I found the following derivation in my textbook confusing:
For a $2\times2$ matrix $V=\left[ {\begin{array}{cc} a & b \\ c & d \\ \end{array} } \right]$, we know its eigenvalues "$\lambda_1$" and "$\lambda_2$".
Let $P$ be the 2-by-2 matrix with column eigenvectors, i.e.$P=(x_1, x_2)$, we have: $V=P\left( {\begin{array}{cc} \lambda_1 & 0 \\ 0 & \lambda_2 \\ \end{array} } \right)P^{-1}$ --------(1)
The trace of $V^N$:
$Trace (V^N)=\lambda_1^N+\lambda_2^N$. --------(2)
I understand that by substituting (1) into (2), we can cancel $P$ and $P^{-1}$ out. But what about the first $P$ and the last $P^{-1}$? How are they canceled out?

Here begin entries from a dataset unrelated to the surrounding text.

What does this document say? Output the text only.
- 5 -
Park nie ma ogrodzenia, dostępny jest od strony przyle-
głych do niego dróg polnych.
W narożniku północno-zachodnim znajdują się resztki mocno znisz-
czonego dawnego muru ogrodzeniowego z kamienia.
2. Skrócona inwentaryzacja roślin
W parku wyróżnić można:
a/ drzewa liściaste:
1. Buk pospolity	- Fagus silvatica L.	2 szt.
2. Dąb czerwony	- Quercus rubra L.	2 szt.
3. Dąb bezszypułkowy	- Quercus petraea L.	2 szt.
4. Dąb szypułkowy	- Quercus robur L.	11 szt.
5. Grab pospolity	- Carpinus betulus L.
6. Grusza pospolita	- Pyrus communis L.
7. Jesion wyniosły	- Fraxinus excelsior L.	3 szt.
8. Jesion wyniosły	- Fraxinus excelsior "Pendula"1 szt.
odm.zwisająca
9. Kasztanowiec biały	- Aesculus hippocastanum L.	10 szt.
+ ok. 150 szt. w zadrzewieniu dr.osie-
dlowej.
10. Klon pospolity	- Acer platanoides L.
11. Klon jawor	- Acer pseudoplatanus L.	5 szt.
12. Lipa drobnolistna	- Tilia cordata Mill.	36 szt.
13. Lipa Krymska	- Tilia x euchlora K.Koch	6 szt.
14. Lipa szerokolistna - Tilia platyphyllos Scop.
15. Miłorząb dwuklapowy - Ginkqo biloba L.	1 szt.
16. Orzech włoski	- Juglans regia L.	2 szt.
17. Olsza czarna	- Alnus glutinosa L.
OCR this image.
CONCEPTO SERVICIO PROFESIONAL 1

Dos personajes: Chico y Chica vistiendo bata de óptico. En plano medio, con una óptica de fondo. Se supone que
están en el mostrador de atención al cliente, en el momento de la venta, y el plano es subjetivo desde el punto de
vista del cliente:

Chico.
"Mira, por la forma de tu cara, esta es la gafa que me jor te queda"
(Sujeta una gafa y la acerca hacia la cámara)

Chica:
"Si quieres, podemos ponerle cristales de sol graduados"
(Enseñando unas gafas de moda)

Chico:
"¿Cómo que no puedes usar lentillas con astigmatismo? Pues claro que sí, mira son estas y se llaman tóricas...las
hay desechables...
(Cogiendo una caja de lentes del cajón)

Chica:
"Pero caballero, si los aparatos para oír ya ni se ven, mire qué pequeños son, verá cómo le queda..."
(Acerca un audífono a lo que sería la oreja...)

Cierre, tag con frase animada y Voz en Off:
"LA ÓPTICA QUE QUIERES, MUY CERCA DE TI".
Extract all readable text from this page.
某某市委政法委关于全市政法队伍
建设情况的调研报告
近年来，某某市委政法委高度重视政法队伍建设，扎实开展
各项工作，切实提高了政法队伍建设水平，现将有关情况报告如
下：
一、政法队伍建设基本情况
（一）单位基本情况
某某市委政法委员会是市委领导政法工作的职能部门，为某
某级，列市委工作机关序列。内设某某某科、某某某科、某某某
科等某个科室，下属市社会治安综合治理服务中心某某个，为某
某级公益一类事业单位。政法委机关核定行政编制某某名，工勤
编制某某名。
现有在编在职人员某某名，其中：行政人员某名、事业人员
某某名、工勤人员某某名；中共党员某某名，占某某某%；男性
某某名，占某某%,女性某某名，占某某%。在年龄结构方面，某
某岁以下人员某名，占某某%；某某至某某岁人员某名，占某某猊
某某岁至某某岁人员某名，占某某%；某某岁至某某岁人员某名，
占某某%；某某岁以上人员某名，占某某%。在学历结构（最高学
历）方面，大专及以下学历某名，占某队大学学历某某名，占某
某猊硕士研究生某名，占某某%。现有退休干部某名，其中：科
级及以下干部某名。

They aren't. But$$V^N=P\begin{pmatrix}{\lambda_1}^N&0\\0&{\lambda_2}^N\end{pmatrix}P^{-1}.$$Therefore, $V^N$ and $\left(\begin{smallmatrix}{\lambda_1}^N&0\\0&{\lambda_2}^N\end{smallmatrix}\right)$ are similar and so they have the same traces.